If you were to ask me which productive industry New Zealand should invest in to ensure its future prosperity, I would have one word for you: food. Or, more specifically, agri-food – the farm-gate-to-plate integrated production and marketing of sophisticated, high added-value food products. In good times and in bad, everyone has to eat.
There is money to be made. In 2010, Nestlé, the world’s largest food company, earned revenues of US$105 billion – a 6.2 percent increase on 2009 – of which US$32 billion was profit. More than likely you contributed. Maybe it was the chocolate bar you bought when paying for petrol, the instant noodles you had for lunch, or the coffee you had with your workmates. Nestlé’s brands – think Maggi, Nescafé, Milo, Nestea, Mövenpick, or Minties, to name a few – are deeply embedded in people’s daily lives and they are enduringly profitable. Nestlé meets the Warren Buffett rule of investing: a stock you can reliably hold onto forever.
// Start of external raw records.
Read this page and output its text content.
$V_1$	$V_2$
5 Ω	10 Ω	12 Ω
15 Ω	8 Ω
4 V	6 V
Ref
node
Yet in total New Zealand’s annual agri-food exports, at around NZ$20 billion, and the compounded annual growth rate of our agri-food industry, at around 4 percent, are a fraction of Nestlé’s. We need to do better. A lot better.
We are the 8th largest producer of milk in the world, with the capacity to provide dairy products for 165 million people according to the International Dairy Federation.
Yet in total New Zealand’s annual agri-food exports, at around NZ$20 billion, and the compounded annual growth rate of our agri-food industry, at around 4 percent, are a fraction of Nestlé’s. We need to do better. A lot better.
The Government’s Economic Growth Agenda calls for the real value of our agri-food exports to reach $58 billion by 2025. Will it happen? Not if we carry on as we are. As the Riddet Institute – which is based on Massey’s Manawatu campus – points out in a recently published report, to reach the target, the industry needs a compound annual growth rate of around 7 percent, 3 percent higher than the business-as-usual model would allow.
The report is called A Call to Arms: A Contribution to a New Zealand Agri-Food Strategy. I am sure the military allusion is intentional. This is something that we will only achieve if we work together deliberately and collectively, marshalling our national strengths.
I believe that in recent times we have fallen prey to unjustifiably diminished expectations. Yes, America may not be the economic powerhouse of old, and the European economic crisis shows no sign of ending any time soon, but I see no excuse for a lack of ambition.
In the first quarter of 2012, China’s annual GDP growth came in at 8.1 percent; in India the figure was 5.3 percent. Neither figure is high by recent measures – and China’s has since fallen by a percentage point – but by the standards of the Western world the wealth being created is extraordinary. China currently has around 172 million households in the category of “aspirant” middle class (with incomes between $5,000-$15,000); India has 107 million. In the next decade, vast numbers of them will join the middle class proper. It has been projected that Asia will account for two-thirds of the world’s middle class by 2030. Who will feed them?
Certainly I believe the world will consume all the food we can produce. The challenge is for us to become more than a provider of raw ingredients for other people’s products, to become a price setter, not a price taker. Take that $6 packet of cereal on the supermarket shelves; less than 60c will have been spent on the grain from which it has been made. The margins lie elsewhere in the chain: with the manufacturer, the marketer and the retailer. This is the value New Zealand needs to capture.
We can do it. If I look solely within Massey’s own ranks on its three campuses, we have world class experts in agriculture, horticulture and biosecurity; in packaging, refrigeration, nutrition and food safety; in food technology and engineering; in design, branding, marketing and business; and in ecological economics – for the one thing we cannot afford to do is to erode the value of the natural capital that has made our present-day success possible. Through the Food Innovation New Zealand alliance, we are working closely with AgResearch, Fonterra, Plant & Food Research, the Riddet Institute and the BioCommerce Centre. Through the Riddet Centre we are further formally allied to the universities of Auckland and Otago. On the Wellington campus, Professor Claire Massey has been appointed Director of Agri-Food Business, and in Auckland the first round of judging is currently taking place in the Massey University Food Awards.
So what comes next? The Riddet Institute has passed the torch to industry. This weekend about 20 senior executives from the dairy, meat, seafood, wine and horticulture sectors will begin a week-long boot camp. The institute would like to see the boot camp initiate an Agri-food Board to provide leadership within the sector.
I hope for this – and for much more. In a week where New Zealand has bested much larger and more prosperous nations at the Olympics, the time is right to take on a challenge.